Scorch is right on the money. Actually, I would say with the correct broach, that a CNC lathe or machining center could rifle a barrel, and I think something similar has been done commercially, but I can't remember who it is that used it. It should be able to cut any twist you want, simply by programming it.

The old stamped steel Liberator was designed to be mass produced, very cheaply, and dropped behind enemy lines for defectors to use in an escape, during WWII. The Liberator 3D printable gun, though, really costs way more to make, over the 3D printer. Plus, there's no plastic, that I know of, yet, that can withstand high pressure, like steel, to use in a barrel or breech block. Fiberglass over a steel sleeve, yes, (Winchester), but not a resin or plastic. I would be afraid to fire an all plastic gun, I value my hand and life way more.
 
I confess to not knowing how those "printers" work, but if it is as easy to make a gun as the press and the State Department claim, why would anyone make a Liberator? Why not turn out M9s or AK47's or M240's? No one would want a cheap single shot pistol when you just dial "M4 Carbine", set the "number of copies" to 50,000 and form your own army. After you download the ap to turn out the soldiers.

Jim
 
Download a copy of TM 31-210 (the US Army Improvised Munitions Handbook), read chapter 3, then go down to your local Home Depot or hardware store and build you a 9mm for about $5.

http://www.martinfrost.ws/htmlfiles/june2007/imhv3.pdf

A 9 mm pistol can be made from 1/4 inch steel gas or water pipe and fittings.
Materials Required
1/4 inch nominal size steel pipe 4 to 6 inches long with threaded ends
1/4 inch solid pipe plug
Two (2) steel pipe couplings
Metal strap – roughly 1/8 inch x 1/4 inch x 5 inch
Two (2) elastic bands
Flat head nail – 6D or 8D (approximately 1/16 inch diameter)
Two (2) wood screws #8
Wood 8 inch x 5 inch x 1 inch
Drill
1/4 inch wood or metal rod, (approximately 8 inches long)

Approved by the US Army, and much cheaper than a 3D printer.
 
IIRC, the police once "persuaded" auto makers to reduce the size of radio antenna tubing so a .22 cartridge wouldn't fit. And that was before computers.

Jim
 
I agree with the poster who said 1.5hrs. If you have access to a junkyard, especially an automotive junkyard and the basic tools any shop would/should have you could be turning out single shots in under an hour. Rotating breech models in about two hours and full auto grease guns in a day allowing time for making the high capacity magazines.
Don't ask me how I know and +1 for the guy who said get the Armys "Improvised munitions handbook" for some nifty ideas and usefull reference tables.
 
I once saw a newspaper article on a fellow in the Philippines making revolvers illegally way back in the jungle somewhere. No power, but he did have an old foot pedal driven lathe. It said he turned out one a week, working full time.
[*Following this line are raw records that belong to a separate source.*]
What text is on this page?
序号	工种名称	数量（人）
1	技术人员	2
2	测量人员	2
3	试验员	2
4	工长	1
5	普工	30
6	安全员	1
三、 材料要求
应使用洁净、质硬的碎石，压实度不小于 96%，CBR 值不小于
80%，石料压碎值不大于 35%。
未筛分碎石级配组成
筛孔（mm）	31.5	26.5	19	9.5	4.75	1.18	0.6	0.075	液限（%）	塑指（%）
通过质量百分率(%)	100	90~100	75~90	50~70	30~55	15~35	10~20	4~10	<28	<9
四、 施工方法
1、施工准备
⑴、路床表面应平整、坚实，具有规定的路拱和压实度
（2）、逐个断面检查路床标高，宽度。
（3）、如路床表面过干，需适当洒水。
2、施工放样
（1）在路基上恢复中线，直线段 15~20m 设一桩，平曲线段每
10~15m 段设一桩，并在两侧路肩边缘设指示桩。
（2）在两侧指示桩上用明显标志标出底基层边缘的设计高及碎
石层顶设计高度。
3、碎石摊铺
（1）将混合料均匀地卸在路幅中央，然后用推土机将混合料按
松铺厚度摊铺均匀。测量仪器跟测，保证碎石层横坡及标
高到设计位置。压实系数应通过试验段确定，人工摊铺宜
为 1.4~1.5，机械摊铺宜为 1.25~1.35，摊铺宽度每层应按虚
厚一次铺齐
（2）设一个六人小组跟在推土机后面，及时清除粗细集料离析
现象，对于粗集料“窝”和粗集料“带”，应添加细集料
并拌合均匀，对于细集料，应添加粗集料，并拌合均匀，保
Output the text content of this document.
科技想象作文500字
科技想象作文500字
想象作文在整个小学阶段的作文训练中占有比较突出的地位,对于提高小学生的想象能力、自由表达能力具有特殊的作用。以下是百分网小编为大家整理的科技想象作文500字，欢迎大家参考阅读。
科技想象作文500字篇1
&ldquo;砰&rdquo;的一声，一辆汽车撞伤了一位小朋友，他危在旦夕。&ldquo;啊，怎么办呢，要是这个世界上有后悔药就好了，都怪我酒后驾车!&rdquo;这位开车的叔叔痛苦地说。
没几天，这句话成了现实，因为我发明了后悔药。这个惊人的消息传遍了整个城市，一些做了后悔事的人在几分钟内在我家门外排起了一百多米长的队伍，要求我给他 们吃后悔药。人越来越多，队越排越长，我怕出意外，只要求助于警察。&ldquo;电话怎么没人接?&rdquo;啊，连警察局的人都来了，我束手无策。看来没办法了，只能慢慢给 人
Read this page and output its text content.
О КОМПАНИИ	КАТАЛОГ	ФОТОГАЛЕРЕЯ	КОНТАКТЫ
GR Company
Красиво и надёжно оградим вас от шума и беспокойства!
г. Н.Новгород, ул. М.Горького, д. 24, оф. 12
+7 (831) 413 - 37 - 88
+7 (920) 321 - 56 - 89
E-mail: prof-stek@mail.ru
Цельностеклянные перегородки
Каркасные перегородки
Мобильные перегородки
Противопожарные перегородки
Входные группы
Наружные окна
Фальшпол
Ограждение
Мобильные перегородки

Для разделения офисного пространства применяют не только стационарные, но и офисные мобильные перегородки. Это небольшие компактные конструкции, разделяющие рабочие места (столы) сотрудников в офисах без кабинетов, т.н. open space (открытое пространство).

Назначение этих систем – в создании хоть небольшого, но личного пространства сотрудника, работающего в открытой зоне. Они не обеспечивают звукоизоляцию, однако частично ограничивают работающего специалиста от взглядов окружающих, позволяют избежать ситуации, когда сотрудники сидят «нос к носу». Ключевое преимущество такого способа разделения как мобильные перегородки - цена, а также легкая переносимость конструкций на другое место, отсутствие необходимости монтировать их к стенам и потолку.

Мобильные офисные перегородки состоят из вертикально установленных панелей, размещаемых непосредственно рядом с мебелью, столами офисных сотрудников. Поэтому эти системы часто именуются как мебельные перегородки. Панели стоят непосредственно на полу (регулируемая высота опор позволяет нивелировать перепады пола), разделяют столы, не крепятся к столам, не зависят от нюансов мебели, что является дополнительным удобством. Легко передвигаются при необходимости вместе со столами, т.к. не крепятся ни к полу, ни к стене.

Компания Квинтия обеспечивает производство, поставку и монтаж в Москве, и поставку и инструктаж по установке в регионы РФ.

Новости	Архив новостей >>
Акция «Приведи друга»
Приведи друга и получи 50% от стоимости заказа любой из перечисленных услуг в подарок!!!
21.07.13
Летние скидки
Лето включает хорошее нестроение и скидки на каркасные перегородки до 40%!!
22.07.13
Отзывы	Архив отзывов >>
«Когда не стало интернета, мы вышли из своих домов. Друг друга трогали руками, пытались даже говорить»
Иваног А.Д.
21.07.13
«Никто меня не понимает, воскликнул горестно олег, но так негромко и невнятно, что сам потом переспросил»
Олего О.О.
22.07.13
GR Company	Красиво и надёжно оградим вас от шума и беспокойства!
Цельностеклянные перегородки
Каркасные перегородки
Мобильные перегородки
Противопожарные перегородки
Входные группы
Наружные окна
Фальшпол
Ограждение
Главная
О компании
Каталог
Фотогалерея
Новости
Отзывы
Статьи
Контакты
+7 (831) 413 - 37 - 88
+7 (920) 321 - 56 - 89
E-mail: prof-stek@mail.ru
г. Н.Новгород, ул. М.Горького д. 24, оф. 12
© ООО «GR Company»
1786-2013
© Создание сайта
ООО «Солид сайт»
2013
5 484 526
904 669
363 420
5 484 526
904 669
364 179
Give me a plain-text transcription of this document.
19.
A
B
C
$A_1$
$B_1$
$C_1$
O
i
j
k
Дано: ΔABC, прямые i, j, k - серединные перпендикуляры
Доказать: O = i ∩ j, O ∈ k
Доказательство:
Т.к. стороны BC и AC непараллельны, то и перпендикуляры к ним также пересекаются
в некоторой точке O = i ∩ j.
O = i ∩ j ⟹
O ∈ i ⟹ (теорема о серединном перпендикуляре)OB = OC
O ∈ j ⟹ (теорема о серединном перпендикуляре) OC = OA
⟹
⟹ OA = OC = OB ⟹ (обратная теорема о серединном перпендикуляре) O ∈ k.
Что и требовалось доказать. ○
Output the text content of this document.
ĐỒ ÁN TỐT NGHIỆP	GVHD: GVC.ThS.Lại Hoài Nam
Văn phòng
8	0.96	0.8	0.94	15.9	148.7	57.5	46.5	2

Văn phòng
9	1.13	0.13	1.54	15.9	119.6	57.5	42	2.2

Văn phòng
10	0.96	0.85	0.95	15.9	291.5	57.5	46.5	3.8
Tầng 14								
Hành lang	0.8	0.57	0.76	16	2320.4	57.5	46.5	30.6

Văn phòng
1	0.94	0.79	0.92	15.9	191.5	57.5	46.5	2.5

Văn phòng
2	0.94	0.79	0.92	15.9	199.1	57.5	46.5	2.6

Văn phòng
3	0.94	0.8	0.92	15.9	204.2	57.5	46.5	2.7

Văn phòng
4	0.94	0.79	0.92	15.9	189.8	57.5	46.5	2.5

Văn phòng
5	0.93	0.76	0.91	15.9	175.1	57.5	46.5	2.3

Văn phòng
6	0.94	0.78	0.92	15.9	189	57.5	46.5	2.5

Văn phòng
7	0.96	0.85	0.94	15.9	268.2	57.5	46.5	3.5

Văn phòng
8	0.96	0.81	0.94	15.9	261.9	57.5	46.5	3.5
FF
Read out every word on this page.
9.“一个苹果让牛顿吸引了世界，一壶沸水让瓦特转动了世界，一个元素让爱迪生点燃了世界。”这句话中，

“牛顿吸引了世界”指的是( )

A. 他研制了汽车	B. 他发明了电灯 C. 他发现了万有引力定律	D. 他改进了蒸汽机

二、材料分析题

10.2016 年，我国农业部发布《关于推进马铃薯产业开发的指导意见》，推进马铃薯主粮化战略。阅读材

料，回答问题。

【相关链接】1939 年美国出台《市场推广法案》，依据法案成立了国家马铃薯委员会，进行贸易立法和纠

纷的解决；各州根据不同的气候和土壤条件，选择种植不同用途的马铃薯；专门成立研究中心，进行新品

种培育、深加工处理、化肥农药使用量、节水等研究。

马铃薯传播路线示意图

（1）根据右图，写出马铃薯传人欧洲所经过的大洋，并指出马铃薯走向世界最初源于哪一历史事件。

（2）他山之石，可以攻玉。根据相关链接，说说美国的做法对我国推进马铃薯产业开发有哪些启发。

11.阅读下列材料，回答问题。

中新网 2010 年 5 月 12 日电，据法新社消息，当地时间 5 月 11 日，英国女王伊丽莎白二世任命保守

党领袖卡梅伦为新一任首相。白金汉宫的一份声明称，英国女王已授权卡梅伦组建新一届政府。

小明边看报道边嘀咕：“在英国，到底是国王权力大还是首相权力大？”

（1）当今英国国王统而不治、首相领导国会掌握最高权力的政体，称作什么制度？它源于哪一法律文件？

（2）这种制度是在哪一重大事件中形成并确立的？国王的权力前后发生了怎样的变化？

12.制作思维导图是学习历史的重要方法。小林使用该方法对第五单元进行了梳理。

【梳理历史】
Rifling may seem like a sticking point, but the old muzzle loader gunsmiths did it with wooden riflling rigs that traced a wood rifling pattern. Somewhere I have Guy Lautard's video on how to make a barrel boring machine and a rifling machine from retired lathes. It's extra work and skill, but not rocket science.

The printing may seem to be out to lunch, as a plastic gun results. But I suspect, with the right nozzles and temperatures, you could print a receiver from wax, then do a lost wax casting of aluminum, brass or bronwhite (bronze alloy with the the strength of mild steel) or even of cheap steel to case harden later, if you have the equipment to reach the required temperature. Back yard foundries for aluminum and bronze casting used to be a hobby there were a number of books about. You'd still need some tools to clean the casting up, but it might come close.